Tell It To A Turtle

On Johnny Marks and the Christmas Spirit

Tell It To A Turtle
Vintage postcard, circa 1900.

“Suppose I tell you a Christmas story that’s sort of different; one without toys, and, if you don’t mind, without Santa Claus,” says Squire the badger, in the 1979 animated Christmas special, The Tiny Tree.

“A Christmas story without Santa Claus?” says the little bunny, incredulous.

“That’s right,” says Squire. “It’s a story about love. And sharing.”

Skip forward a few minutes and you’ll meet Horace the Vegetarian Hawk, a Dom DeLuise look-alike, if Dom’s feathers formed a natural turtleneck collar. He affably steals an onion from a frightened mole, in a scene that plays out like a protection racket. This comes on the heels of the song Tell It To a Turtle, the reason I hunted down The Tiny Tree on YouTube. It seems there’s not much to tell about Tell It To a Turtle. It’s exactly the following, with repetition:

“If you have a little secret, and you don’t think that it can last, simply tell it to a turtle, and it won’t get around very fast.”

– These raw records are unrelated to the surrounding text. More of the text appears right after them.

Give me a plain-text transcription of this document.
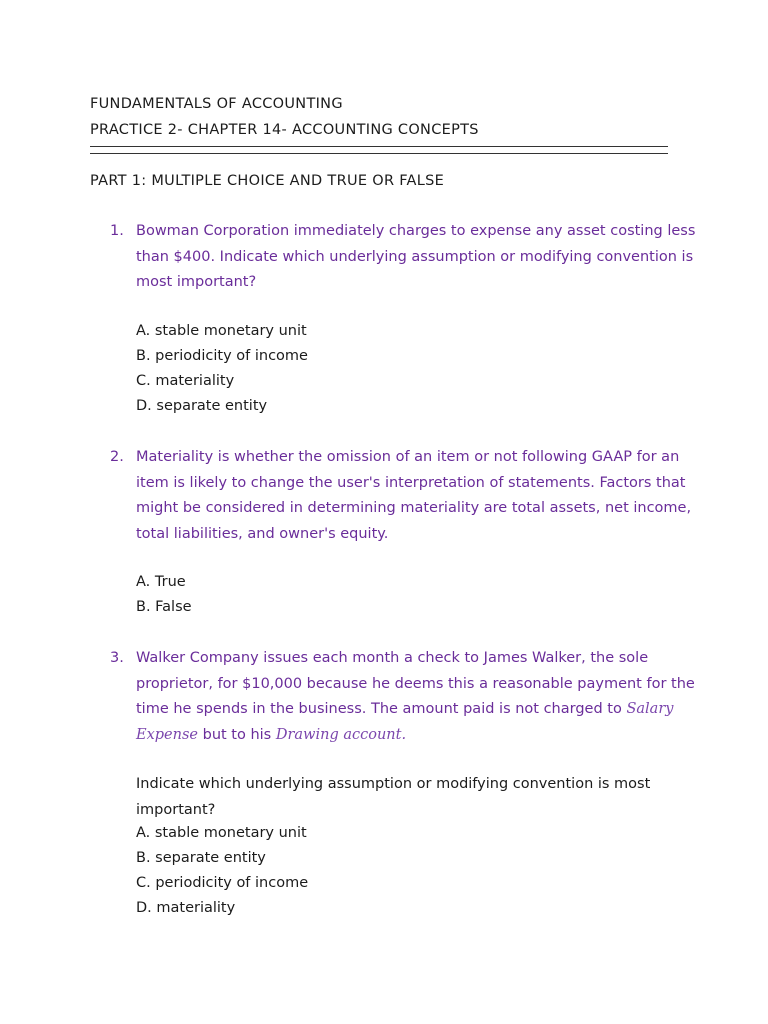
FUNDAMENTALS OF ACCOUNTING
PRACTICE 2- CHAPTER 14- ACCOUNTING CONCEPTS
PART 1: MULTIPLE CHOICE AND TRUE OR FALSE
1. Bowman Corporation immediately charges to expense any asset costing less
than $400. Indicate which underlying assumption or modifying convention is
most important?
A. stable monetary unit
B. periodicity of income
C. materiality
D. separate entity
2. Materiality is whether the omission of an item or not following GAAP for an
item is likely to change the user's interpretation of statements. Factors that
might be considered in determining materiality are total assets, net income,
total liabilities, and owner's equity.
A. True
B. False
3. Walker Company issues each month a check to James Walker, the sole
proprietor, for $10,000 because he deems this a reasonable payment for the
time he spends in the business. The amount paid is not charged to Salary
Expense but to his Drawing account.
Indicate which underlying assumption or modifying convention is most
important?
A. stable monetary unit
B. separate entity
C. periodicity of income
D. materiality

If that’s not genius on its own, Tell It To a Turtle has an irresistably catchy tune, as you’d expect from Johnny Marks, the man who wrote Rockin’ Around the Christmas Tree and I Heard the Bells on Christmas Day and A Holly Jolly Christmas and, most notably, Rudolph the Red-Nosed Reindeer. I didn’t watch the end of The Tiny Tree so I can’t tell you how it turns into a Christmas story, but I take it on faith that it does.

It’s an indisputable fact that Johnny Marks loved Christmas, though some people persist in disputing it, on the arguments that Johnny Marks was Jewish, and worked on Madison Avenue, and his songs don’t have any babies or mangers in them anywhere. One could see him as a conundrum, like a vegetarian hawk, but I don’t.

As Garrison Keillor said, “A lovely thing about Christmas is that it's compulsory, like a thunderstorm, and we all go through it together.”

Christmas doesn’t just happen around us, it happens to us. It happens to Jewish boys from Greenwich Village as profoundly as it does to anyone. Johnny Marks grew up in a city that hoisted a giant fir in Times Square, skated at Rockefeller Plaza, strung itself in silver bells and electric lights, and put toys on display in magical storefront windows. Why shouldn’t he love that? It’s his to love.

I read about a survey of the American public on its use of “Happy Holidays” vs. “Merry Christmas.” “Happy Holidays” was most strongly preferred in Atlanta, a city proud of its diversity. “Merry Christmas” was most strongly preferred in Minnesota, where 75% of residents profess a Christian faith. But strangely, my own Pacific Northwest, the nation’s least-religious corner, also strongly preferred “Merry Christmas” over “Happy Holidays.” The survey team hypothesized (correctly) that Pacific Northwesterners don’t think of Christmas as a Christian holiday in the first place. To us, saying “Merry Christmas” is the same as singing “there’ll be snow, and mistletoe, so grab a cup of cheer.” We recognize that different people have different attachments to Christmas, but in the dark, rainy months of winter, anyone who puts up a string of lights is a good neighbor to have.

To those of you celebrating the birth of a savior, I wish you a meaningful Christmas in the best and deepest of ways. To those who celebrate other holidays, I hope yours are (or were) delightful. And to those like me and Johnny, who merely love the sentiment of bells and trees and lights and cookies and love and sharing, a Merry Christmas, one and all!

(And if you think that Christmas, a thoroughly borrowed holiday, is anyone’s personal property, kindly tell it to a turtle.)